In the gold mining context a paper by Clinton Birch (School of Mining Engineering, University of the Witwatersrand) addressed the impact of discount rates on cut-off grades for narrow tabular gold deposits. His relatively simple financial model linking ore flow, block listing, and cash flow allows cut-off grade to be optimized as another planning indicator rather than its conventional use as a hard determinant of mineable reserves. Lumkwana Xingwana (Sibanye Gold) reported on a survey-based investigation of ore loss and dilution for mine to mill integration in deep gold mines. While the purpose of the study was to understand impacts on mine call factor and to improve the quality of ore mined and fed to the mill, it highlighted the extreme variability associated with estimating mine process inventory.

A platinum focus was provided by Pascale J. Petit (independent consultant) tackling business optimization for both mining projects and operations and placing sustainability in the spotlight. Her methodology combines strategic alignment and integration of optimized short- and long-term targets.

The open pit world was represented by M.F. Breed and D. van Heerden (Minxcon), who illustrated the need to ensure strategic business alignment once the standard, theoretical pit optimization process is completed. NPV alone is not always the most appropriate KPI.

Steve Burks (MAC Consulting) tackled the broader mining value chain. His approach to simultaneous mining and mineral processing optimization and sustainability evaluation aims to significantly increasing mining business value by enabling better long-term planning decisions.

To illustrate how miners can learn from other industries, J.O. Claassen (Department of Geology, University of the Free State) tapped into several manufacturing management and improvement methodologies that can be of benefit to mining.

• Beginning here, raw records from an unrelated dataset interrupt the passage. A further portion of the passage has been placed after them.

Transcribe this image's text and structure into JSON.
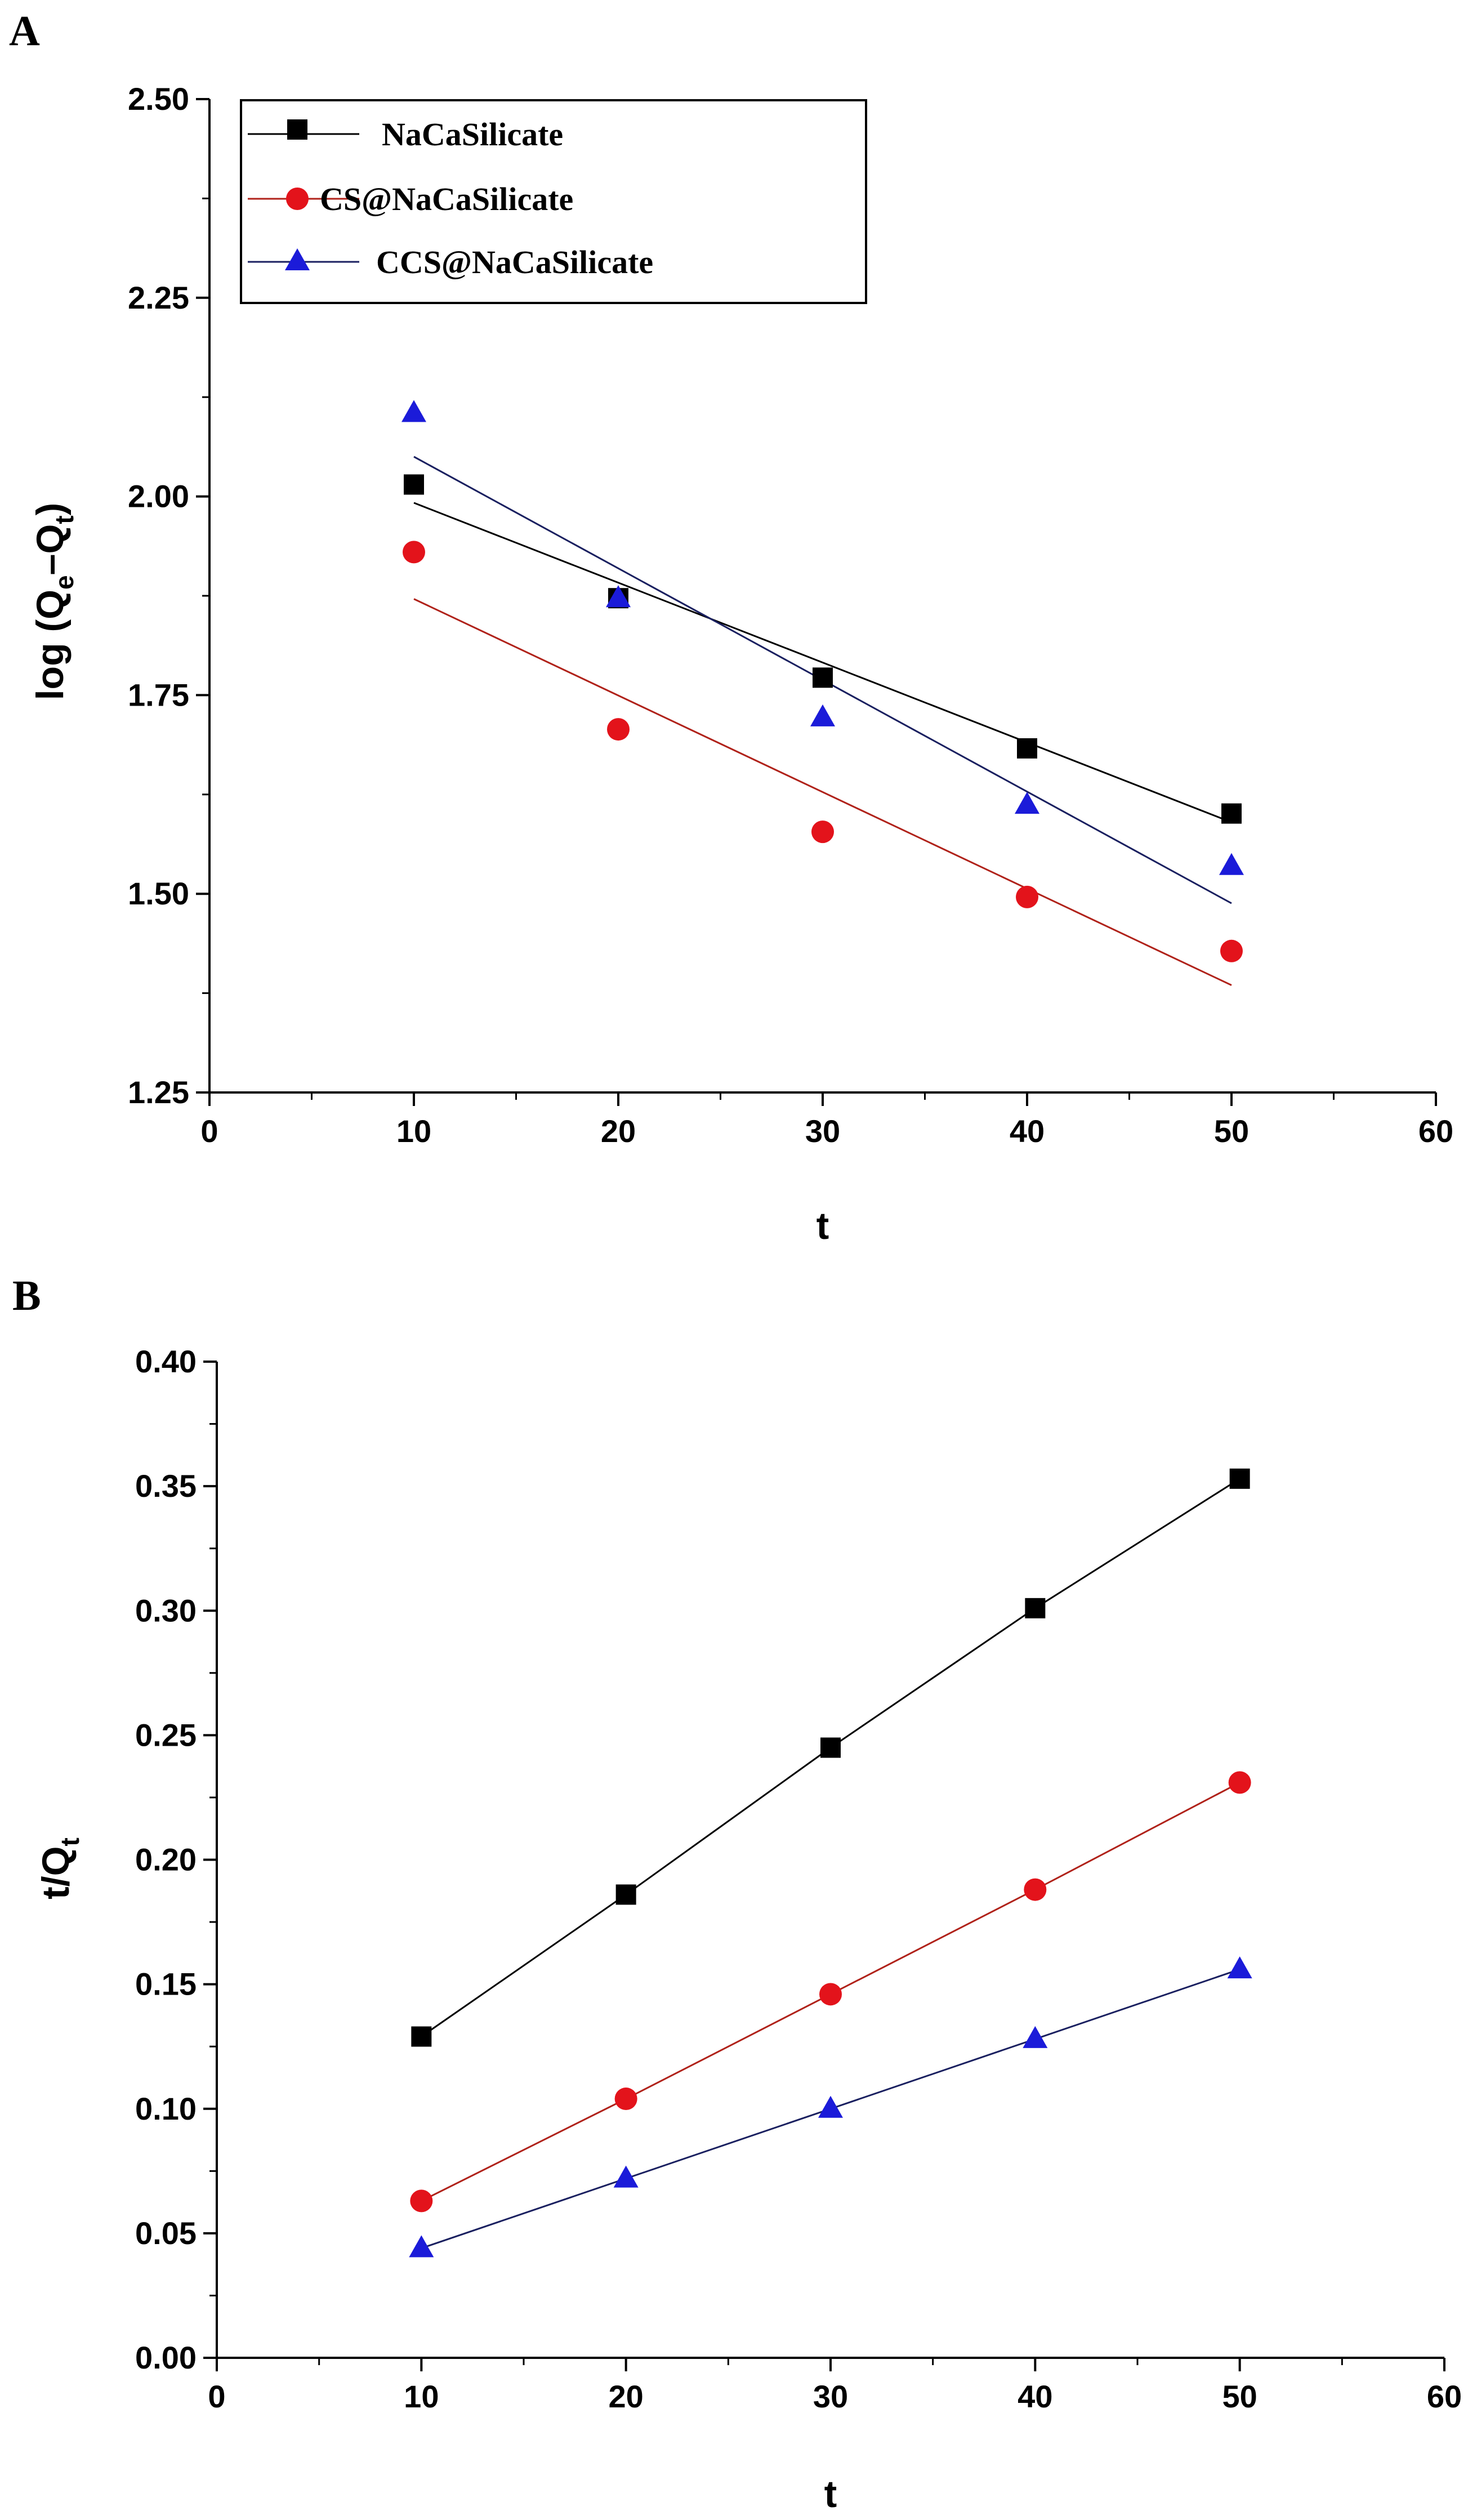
{
  "colors": {
    "series_0": "#000000",
    "series_1": "#e3131b",
    "series_2": "#1b1bd9",
    "fit_0": "#000000",
    "fit_1": "#b0221a",
    "fit_2": "#1a2060"
  },
  "legend": [
    "NaCaSilicate",
    "CS@NaCaSilicate",
    "CCS@NaCaSilicate"
  ],
  "chart_data": [
    {
      "panel_label": "A",
      "type": "scatter",
      "title": "",
      "xlabel": "t",
      "ylabel_main": "log (Q",
      "ylabel_sub1": "e",
      "ylabel_dash": "–Q",
      "ylabel_sub2": "t",
      "ylabel_close": ")",
      "xlim": [
        0,
        60
      ],
      "ylim": [
        1.25,
        2.5
      ],
      "xticks": [
        0,
        10,
        20,
        30,
        40,
        50,
        60
      ],
      "yticks": [
        1.25,
        1.5,
        1.75,
        2.0,
        2.25,
        2.5
      ],
      "xtick_labels": [
        "0",
        "10",
        "20",
        "30",
        "40",
        "50",
        "60"
      ],
      "ytick_labels": [
        "1.25",
        "1.50",
        "1.75",
        "2.00",
        "2.25",
        "2.50"
      ],
      "legend_position": "top-left",
      "series": [
        {
          "name": "NaCaSilicate",
          "marker": "square",
          "x": [
            10,
            20,
            30,
            40,
            50
          ],
          "y": [
            2.015,
            1.872,
            1.772,
            1.683,
            1.601
          ],
          "fit": [
            [
              10,
              1.992
            ],
            [
              50,
              1.59
            ]
          ]
        },
        {
          "name": "CS@NaCaSilicate",
          "marker": "circle",
          "x": [
            10,
            20,
            30,
            40,
            50
          ],
          "y": [
            1.93,
            1.707,
            1.578,
            1.496,
            1.428
          ],
          "fit": [
            [
              10,
              1.871
            ],
            [
              50,
              1.385
            ]
          ]
        },
        {
          "name": "CCS@NaCaSilicate",
          "marker": "triangle",
          "x": [
            10,
            20,
            30,
            40,
            50
          ],
          "y": [
            2.105,
            1.872,
            1.722,
            1.612,
            1.535
          ],
          "fit": [
            [
              10,
              2.05
            ],
            [
              50,
              1.488
            ]
          ]
        }
      ]
    },
    {
      "panel_label": "B",
      "type": "scatter",
      "title": "",
      "xlabel": "t",
      "ylabel_main": "t/Q",
      "ylabel_sub1": "t",
      "xlim": [
        0,
        60
      ],
      "ylim": [
        0.0,
        0.4
      ],
      "xticks": [
        0,
        10,
        20,
        30,
        40,
        50,
        60
      ],
      "yticks": [
        0.0,
        0.05,
        0.1,
        0.15,
        0.2,
        0.25,
        0.3,
        0.35,
        0.4
      ],
      "xtick_labels": [
        "0",
        "10",
        "20",
        "30",
        "40",
        "50",
        "60"
      ],
      "ytick_labels": [
        "0.00",
        "0.05",
        "0.10",
        "0.15",
        "0.20",
        "0.25",
        "0.30",
        "0.35",
        "0.40"
      ],
      "series": [
        {
          "name": "NaCaSilicate",
          "marker": "square",
          "x": [
            10,
            20,
            30,
            40,
            50
          ],
          "y": [
            0.129,
            0.186,
            0.245,
            0.301,
            0.353
          ],
          "fit": [
            [
              10,
              0.129
            ],
            [
              20,
              0.186
            ],
            [
              30,
              0.245
            ],
            [
              40,
              0.301
            ],
            [
              50,
              0.353
            ]
          ]
        },
        {
          "name": "CS@NaCaSilicate",
          "marker": "circle",
          "x": [
            10,
            20,
            30,
            40,
            50
          ],
          "y": [
            0.063,
            0.104,
            0.146,
            0.188,
            0.231
          ],
          "fit": [
            [
              10,
              0.063
            ],
            [
              20,
              0.104
            ],
            [
              30,
              0.146
            ],
            [
              40,
              0.188
            ],
            [
              50,
              0.231
            ]
          ]
        },
        {
          "name": "CCS@NaCaSilicate",
          "marker": "triangle",
          "x": [
            10,
            20,
            30,
            40,
            50
          ],
          "y": [
            0.044,
            0.072,
            0.1,
            0.128,
            0.156
          ],
          "fit": [
            [
              10,
              0.044
            ],
            [
              20,
              0.072
            ],
            [
              30,
              0.1
            ],
            [
              40,
              0.128
            ],
            [
              50,
              0.156
            ]
          ]
        }
      ]
    }
  ]
}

He made the point that successful mining business management and improvement depends on management's ability to effectively deal with mining industry-specific requirements and the integration of the geology-mining-plant system.

By the end of the two days it was obvious there are many tools and techniques immediately applicable to improving value in the mining business, as well as a small but enthusiastic number of practitioners well versed in their application. I trust the readers of this Journal will gain useful insights and find practical opportunities to apply the knowledge.